The PCoI (Presidential Commission of Inquiry), which probed the Easter Sunday attacks, dealt with the alleged foreign involvement perfunctorily. Only an eight-page chapter in its bulky report has been devoted to the claim of a foreign hand in the attacks. The witnesses who expressly testified that there was ‘an external hand or conspiracy behind the attacks’, according to the PCoI, are Malcolm Cardinal Ranjith, former President Maithripala Sirisena, former Minister Rauf Hakeem, former Minister Rishad Bathiudeen, former Governor Azath Salley, SJB MP Mujibur Rahman, former SIS Director SDIG Nilantha Jayawardena, former STF Commandant M. R. Lateef, former Chief of Defence Staff Ravindra Wijegunaratne, former SDIG CID Ravi Seneviratne and former CID Director Shani Abeysekera. Dismissing their statements as mere ipse dixits (assertions made but not proven), the PCoI has said, in its report, that it did not find any such foreign link. It has, however, recommended that certain identified parties be further investigated. This recommendation has not been implemented.

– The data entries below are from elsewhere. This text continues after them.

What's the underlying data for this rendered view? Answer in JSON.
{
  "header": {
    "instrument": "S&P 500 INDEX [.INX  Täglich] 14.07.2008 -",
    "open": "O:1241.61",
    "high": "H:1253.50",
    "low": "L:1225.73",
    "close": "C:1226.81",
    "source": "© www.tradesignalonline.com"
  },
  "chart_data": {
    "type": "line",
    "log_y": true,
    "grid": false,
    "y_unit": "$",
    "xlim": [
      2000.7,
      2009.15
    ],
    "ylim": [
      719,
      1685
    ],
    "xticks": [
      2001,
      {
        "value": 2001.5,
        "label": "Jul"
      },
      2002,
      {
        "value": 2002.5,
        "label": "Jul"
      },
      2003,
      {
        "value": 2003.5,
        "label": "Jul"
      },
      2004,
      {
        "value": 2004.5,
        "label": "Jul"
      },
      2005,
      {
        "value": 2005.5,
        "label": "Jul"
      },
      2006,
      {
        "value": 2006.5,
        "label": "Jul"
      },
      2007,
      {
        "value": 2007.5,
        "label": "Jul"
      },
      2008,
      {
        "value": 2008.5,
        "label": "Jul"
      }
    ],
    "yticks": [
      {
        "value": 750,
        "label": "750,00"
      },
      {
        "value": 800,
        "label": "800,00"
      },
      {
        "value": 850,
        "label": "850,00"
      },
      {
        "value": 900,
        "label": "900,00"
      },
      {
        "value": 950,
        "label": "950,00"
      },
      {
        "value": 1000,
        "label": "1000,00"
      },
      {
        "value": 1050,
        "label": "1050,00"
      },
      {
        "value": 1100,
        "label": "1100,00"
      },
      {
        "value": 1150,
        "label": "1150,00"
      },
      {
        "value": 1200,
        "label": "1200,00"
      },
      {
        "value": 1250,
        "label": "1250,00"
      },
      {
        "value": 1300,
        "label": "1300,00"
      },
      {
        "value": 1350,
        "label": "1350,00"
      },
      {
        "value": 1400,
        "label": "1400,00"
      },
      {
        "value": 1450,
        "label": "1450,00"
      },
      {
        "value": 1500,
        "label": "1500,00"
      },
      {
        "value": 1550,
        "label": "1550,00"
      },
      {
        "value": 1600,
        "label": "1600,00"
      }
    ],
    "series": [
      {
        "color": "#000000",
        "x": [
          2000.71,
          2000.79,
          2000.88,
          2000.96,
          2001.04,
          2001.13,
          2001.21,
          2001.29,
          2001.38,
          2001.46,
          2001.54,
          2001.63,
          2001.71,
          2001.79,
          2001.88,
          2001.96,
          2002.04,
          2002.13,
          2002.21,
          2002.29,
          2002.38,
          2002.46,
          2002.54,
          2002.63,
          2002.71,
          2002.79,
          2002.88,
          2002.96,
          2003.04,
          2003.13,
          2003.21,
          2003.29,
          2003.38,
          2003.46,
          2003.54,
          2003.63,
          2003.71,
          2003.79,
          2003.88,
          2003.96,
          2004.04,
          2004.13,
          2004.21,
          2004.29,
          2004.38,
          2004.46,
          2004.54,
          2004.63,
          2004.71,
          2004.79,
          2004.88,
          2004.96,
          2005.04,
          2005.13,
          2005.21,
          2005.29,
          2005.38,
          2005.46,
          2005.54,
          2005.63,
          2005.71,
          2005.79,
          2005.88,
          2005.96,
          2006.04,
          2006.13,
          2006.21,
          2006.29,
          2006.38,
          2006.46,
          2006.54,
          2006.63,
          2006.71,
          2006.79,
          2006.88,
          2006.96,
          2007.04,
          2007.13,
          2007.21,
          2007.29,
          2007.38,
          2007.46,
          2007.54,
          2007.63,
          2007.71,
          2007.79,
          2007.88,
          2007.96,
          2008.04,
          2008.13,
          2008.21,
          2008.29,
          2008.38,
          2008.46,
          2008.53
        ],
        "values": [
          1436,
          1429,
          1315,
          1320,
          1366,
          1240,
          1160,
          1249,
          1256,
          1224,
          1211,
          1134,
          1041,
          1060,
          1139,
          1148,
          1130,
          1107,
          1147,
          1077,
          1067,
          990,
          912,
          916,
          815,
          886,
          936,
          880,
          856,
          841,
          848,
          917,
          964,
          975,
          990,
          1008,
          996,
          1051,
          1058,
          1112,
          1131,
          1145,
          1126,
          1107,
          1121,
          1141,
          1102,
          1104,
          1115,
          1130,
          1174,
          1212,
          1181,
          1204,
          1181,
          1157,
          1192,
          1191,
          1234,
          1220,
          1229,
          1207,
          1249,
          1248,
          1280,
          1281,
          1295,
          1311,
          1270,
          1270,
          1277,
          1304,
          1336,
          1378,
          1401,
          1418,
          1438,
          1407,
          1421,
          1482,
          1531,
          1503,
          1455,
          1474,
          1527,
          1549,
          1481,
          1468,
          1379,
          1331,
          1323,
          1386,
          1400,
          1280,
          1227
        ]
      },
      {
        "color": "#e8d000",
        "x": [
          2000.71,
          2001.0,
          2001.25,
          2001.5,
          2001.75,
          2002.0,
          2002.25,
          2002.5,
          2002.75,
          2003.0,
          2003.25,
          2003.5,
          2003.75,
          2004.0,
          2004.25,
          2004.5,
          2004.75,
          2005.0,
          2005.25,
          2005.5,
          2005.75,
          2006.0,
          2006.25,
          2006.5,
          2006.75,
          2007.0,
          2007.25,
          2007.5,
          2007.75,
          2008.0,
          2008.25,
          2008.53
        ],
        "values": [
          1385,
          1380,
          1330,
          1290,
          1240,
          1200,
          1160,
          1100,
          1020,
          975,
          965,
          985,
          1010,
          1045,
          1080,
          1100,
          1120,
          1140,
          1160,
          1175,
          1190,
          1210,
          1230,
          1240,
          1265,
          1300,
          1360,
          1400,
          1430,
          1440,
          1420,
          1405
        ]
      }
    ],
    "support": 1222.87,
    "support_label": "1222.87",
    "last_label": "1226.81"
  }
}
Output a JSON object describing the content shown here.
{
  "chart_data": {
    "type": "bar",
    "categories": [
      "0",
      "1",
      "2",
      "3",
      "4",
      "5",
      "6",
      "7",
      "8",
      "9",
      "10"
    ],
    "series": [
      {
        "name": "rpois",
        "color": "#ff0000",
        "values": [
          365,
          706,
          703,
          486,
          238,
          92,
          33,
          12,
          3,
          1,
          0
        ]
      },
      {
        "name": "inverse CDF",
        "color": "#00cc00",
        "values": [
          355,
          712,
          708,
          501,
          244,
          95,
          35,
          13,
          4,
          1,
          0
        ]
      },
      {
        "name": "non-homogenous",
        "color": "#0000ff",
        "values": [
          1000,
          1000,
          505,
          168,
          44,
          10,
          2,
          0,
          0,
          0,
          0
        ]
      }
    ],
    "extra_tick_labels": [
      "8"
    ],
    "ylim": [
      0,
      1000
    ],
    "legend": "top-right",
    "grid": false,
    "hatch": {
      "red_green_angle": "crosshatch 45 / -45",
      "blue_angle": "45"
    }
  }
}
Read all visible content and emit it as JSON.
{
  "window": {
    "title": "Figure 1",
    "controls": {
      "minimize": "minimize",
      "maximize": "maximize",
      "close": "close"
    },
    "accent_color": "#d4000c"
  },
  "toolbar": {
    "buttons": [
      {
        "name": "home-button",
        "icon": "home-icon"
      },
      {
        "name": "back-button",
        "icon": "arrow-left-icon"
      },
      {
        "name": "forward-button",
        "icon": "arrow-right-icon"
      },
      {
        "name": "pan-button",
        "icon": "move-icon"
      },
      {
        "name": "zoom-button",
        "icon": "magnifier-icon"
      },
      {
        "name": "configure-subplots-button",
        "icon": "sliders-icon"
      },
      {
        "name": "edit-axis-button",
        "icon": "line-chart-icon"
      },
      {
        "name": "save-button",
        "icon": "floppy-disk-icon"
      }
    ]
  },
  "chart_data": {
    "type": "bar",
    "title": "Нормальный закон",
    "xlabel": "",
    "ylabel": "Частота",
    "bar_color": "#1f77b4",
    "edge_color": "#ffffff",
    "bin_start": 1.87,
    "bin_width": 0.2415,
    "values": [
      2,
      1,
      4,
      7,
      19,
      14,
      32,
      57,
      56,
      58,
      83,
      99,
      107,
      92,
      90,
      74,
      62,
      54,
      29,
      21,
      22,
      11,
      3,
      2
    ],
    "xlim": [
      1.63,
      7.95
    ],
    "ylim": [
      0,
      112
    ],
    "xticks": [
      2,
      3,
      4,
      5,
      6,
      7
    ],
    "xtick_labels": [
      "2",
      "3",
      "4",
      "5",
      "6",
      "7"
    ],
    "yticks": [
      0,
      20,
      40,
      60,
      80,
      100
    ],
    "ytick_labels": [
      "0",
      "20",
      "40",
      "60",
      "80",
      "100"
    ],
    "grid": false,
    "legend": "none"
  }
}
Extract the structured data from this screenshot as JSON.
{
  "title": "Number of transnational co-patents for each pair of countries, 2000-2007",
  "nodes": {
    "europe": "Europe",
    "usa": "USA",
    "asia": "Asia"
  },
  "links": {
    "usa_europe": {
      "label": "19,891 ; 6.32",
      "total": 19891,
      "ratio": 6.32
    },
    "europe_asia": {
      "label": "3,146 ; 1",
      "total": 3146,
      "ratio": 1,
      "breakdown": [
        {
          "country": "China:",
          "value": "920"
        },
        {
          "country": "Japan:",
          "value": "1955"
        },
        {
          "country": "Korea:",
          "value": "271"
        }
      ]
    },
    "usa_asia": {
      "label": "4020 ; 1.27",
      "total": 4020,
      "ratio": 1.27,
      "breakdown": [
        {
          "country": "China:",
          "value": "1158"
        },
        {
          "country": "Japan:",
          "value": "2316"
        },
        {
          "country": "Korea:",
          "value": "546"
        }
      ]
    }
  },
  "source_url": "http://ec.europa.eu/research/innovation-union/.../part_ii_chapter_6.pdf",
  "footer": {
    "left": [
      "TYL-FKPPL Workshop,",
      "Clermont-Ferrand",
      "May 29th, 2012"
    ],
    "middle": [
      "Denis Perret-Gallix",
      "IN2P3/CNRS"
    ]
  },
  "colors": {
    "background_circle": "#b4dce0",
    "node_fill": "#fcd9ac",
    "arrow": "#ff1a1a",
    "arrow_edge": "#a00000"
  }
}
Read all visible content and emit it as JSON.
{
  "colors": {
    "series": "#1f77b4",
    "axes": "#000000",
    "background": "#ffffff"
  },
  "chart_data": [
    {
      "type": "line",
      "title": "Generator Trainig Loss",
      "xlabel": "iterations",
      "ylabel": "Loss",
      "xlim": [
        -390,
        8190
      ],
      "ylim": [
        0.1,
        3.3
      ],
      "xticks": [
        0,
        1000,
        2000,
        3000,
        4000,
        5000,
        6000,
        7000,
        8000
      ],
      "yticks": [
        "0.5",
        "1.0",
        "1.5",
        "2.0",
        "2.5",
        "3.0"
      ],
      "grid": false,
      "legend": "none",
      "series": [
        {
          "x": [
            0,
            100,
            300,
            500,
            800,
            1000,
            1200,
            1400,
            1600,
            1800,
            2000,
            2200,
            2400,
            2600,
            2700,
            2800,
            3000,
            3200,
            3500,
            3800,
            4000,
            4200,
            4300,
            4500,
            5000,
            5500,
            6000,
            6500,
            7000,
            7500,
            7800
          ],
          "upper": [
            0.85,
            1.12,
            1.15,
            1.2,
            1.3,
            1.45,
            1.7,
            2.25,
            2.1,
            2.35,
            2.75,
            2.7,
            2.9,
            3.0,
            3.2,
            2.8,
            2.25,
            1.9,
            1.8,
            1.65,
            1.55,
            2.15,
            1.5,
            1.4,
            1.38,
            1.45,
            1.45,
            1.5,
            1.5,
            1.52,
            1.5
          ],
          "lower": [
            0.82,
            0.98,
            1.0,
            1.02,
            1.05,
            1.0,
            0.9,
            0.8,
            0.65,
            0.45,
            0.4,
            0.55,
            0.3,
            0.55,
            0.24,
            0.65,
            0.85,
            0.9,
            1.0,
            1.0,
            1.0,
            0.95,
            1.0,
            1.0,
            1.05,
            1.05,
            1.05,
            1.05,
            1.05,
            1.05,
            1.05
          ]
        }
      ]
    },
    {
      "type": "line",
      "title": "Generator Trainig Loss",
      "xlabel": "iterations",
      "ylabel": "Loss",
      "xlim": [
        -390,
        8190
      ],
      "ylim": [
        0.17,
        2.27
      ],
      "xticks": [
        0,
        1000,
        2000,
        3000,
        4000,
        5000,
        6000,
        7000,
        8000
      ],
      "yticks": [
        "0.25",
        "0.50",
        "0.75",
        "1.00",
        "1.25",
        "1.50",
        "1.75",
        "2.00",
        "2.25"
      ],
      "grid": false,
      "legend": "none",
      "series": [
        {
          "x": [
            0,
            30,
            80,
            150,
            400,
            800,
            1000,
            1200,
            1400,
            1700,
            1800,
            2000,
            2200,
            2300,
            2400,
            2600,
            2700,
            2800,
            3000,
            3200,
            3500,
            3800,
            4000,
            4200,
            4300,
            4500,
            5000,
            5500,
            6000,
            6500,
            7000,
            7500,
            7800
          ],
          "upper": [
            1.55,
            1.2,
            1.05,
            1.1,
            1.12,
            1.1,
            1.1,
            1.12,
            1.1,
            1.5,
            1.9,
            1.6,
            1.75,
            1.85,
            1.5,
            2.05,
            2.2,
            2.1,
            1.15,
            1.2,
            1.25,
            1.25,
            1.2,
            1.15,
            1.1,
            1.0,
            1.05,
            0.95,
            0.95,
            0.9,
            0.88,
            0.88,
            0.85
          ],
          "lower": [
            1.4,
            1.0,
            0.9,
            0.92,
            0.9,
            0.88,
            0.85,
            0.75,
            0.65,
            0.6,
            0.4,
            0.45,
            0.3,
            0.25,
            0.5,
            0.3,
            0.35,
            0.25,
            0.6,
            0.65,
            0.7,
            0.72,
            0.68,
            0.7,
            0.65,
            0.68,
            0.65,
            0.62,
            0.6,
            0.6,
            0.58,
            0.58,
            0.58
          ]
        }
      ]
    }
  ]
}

We argued, prior to the release of the PCoI report, that it was possible that Zahran and his gang had taken orders from a fake ISIS created by a foreign spy agency. The PCoI has quoted SDIG Jayawardena as saying that an Indian named Abu Hind ‘may have triggered the attacks’: “He [Jayawardena] went on to imply that the intelligence agencies that provided him with the intelligence on 4th, 20th and 21st April 2019 may have had a hand in the attack.” According to the PCoI report an ‘international expert on terrorism, who testified in camera, said, “Abu Hind was a character created by a section of a provincial Indian intelligence apparatus, and the intelligence that the Director SIS received on the 4th, 20th and 21st April 2019 was from this operation and the intelligence operative pretending to be one Abu Hind. Operatives of this outfit operate on social media pretending to be Islamic State figures. They are trained to run virtual personas.” The PCoI report says, “The testimony was that Zahran believed Abu Hind was the Islamic State regional representative. Abu Hind was in touch with both Zahran and his brother, Rilwan, and had spoken to Naufer. This part of the evidence is confirmed by the testimony of Hadiya [Zahran’s wife].” It is mentioned on page 220 of the report that according to the aforesaid international expert, ‘the Indian Central Government was not aware of the intelligence obtained by the provincial outfit’.

The allegation that there was a conspiracy behind the Easter Sunday attacks to enable the SLPP to capture state power must be probed. Similarly, there is a pressing need for a thorough investigation to find out whether an external force was behind the carnage.